Emma a le même costume depuis 30 ans: une jupe noire plissée, une chemise bleu pâle de gendarme, une cravate sombre avec inscriptions cabalistiques, un chapeau noir fripé, de vieux godillots aux lacets dépareillés et des chaussettes Burlington, à gros carreaux forcément. À cela s’ajoute un maquillage genre barbouillé, faisant ressortir ses yeux telles des billes de loto, et un énorme nez rouge de sa composition. Une tenue qui lui donnerait presque des allures de cheftaine si le scoutisme ne lui était totalement étranger. Seule lui ressemble… sa marionnette, ce double qu’elle convoque de temps à autre dans ses spectacles pour aborder l’épineuse question de l’être et de l’existence. Mais, si son accoutrement la rend aussitôt reconnaissable, Emma la clown l’est tout autant par sa dégaine : une façon de se tenir, de se déplacer, de parler et de regarder qui n’appartient qu’à elle. Cette présence qui passe par le corps, mais vient aussi de l’intérieur, Merieme Menant l’a apprise à l’école Jacques Lecoq, cette célèbre école dont l’enseignement a la spécificité de faire du théâtre physique et de former non pas des interprètes, mais des créateurs. Emma est une clown habitée, à la personnalité bien construite, dans laquelle Merieme Menant a certainement mis beaucoup d’elle-même, nature comique comprise.

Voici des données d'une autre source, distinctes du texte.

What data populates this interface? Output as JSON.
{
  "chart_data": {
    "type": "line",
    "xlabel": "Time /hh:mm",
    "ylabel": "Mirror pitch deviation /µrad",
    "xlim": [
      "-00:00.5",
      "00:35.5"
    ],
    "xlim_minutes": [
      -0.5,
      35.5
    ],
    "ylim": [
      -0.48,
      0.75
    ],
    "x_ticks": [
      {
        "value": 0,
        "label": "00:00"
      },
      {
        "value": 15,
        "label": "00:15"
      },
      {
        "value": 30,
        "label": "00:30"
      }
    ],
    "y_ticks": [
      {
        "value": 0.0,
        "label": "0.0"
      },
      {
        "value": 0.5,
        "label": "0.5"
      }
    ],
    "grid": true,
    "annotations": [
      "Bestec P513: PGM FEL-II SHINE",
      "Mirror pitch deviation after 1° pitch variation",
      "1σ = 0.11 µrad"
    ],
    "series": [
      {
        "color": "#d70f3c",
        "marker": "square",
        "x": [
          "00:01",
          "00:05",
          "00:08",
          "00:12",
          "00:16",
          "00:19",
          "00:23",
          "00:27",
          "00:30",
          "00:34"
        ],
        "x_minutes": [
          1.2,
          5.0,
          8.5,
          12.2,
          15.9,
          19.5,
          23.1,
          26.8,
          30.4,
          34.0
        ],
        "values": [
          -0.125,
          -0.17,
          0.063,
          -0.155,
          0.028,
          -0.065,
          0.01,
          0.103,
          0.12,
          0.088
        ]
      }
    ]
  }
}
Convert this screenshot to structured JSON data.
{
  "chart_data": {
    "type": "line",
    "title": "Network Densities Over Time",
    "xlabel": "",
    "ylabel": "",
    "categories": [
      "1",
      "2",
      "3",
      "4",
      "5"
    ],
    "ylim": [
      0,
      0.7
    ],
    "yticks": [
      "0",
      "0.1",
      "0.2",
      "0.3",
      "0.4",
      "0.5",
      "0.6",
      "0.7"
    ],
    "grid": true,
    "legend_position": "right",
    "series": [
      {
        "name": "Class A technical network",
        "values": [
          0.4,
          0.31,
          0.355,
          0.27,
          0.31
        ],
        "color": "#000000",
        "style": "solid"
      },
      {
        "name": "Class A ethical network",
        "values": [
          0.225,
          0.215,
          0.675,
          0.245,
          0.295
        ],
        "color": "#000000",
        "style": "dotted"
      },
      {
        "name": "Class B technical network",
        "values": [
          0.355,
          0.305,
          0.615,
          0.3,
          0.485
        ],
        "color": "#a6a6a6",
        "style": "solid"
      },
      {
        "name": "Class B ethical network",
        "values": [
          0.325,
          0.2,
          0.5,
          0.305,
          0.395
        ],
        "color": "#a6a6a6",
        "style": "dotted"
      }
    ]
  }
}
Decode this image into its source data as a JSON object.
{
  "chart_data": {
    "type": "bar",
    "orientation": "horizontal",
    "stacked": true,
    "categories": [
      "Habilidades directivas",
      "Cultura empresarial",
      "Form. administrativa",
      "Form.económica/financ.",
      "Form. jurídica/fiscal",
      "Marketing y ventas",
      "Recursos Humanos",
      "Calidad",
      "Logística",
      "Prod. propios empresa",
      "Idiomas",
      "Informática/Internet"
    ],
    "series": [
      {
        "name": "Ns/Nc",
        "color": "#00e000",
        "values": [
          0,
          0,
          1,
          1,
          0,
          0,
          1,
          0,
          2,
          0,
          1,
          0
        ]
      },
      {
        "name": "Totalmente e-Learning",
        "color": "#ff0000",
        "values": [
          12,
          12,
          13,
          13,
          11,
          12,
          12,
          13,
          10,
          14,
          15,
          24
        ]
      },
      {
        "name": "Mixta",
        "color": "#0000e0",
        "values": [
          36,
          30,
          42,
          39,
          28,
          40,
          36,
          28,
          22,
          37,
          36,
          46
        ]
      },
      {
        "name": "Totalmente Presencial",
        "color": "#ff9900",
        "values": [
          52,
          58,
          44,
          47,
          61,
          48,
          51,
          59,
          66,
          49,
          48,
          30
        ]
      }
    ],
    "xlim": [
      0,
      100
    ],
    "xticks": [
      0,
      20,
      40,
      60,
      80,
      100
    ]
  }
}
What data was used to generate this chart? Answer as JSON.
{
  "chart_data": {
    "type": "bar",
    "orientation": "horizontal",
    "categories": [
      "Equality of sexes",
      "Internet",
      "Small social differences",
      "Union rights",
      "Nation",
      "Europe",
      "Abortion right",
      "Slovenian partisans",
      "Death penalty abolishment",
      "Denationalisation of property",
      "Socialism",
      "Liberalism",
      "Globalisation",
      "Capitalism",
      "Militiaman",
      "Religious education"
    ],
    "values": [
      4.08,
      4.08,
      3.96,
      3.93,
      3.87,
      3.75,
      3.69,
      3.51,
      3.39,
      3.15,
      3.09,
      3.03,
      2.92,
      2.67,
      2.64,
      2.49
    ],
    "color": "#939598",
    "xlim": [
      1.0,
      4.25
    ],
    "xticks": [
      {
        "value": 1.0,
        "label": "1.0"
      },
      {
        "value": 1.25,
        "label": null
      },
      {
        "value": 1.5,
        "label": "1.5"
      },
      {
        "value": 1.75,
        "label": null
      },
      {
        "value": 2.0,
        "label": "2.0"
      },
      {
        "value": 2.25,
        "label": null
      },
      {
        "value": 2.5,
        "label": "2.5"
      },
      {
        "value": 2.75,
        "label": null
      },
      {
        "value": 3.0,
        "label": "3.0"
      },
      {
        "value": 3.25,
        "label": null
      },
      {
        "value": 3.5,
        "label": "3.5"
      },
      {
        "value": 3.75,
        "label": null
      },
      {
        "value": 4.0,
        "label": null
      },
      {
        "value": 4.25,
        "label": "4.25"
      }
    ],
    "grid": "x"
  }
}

Dans “Emma sous le divan”, elle aborde la névrose. À travers gags et numéros, interpellations au public -Emma prend systématiquement son public à partie- et discours intelligemment troussé, elle fait rire de la peur du divan. La crainte de se confier à un inconnu et de s’approcher de sa souffrance sont tournés en dérision pour être mieux appréhendés. Avec un divan pour tout décor -derrière lequel sont cachés des objets qui feront peu à peu leur apparition-, elle nous entraîne dans la grande aventure de la psychanalyse. Tout y passe : le père, la mère, les pulsions, les rêves… Elle explique le refoulement à une spectatrice, tente d’hypnotiser son public pour une thérapie de groupe et, bravache, finit par se psychanalyser elle-même : “De toute façon, je suis tranquille, j’ai pas d’inconscient alors…” Avec elle, la psychanalyse se dit “sychanalyse”, Lacan se prononce “Lacane” et les mots s’inventent avec poésie : “J’ai envie de mourir, de devenir invivante”. Elle malmène volontiers la langue française pour en tirer des expressions rigolotes : “C’est pas si pire”. Emma la clown, c’est tout un univers, un univers de cirque et de théâtre où le burlesque et la magie côtoient la gravité. Emma passe d’un registre à un autre en un clin d’œil, et se montre même excellente musicienne : elle joue de la flûte traversière, chante et fait de la batterie, que ce soit avec d’immenses aiguilles à tricoter sur l’air du Boléro de Ravel ou, dans un pastiche tout aussi hilarant, avec des éventails sur des têtes de mort dans “Emma Mort, même pas peur”.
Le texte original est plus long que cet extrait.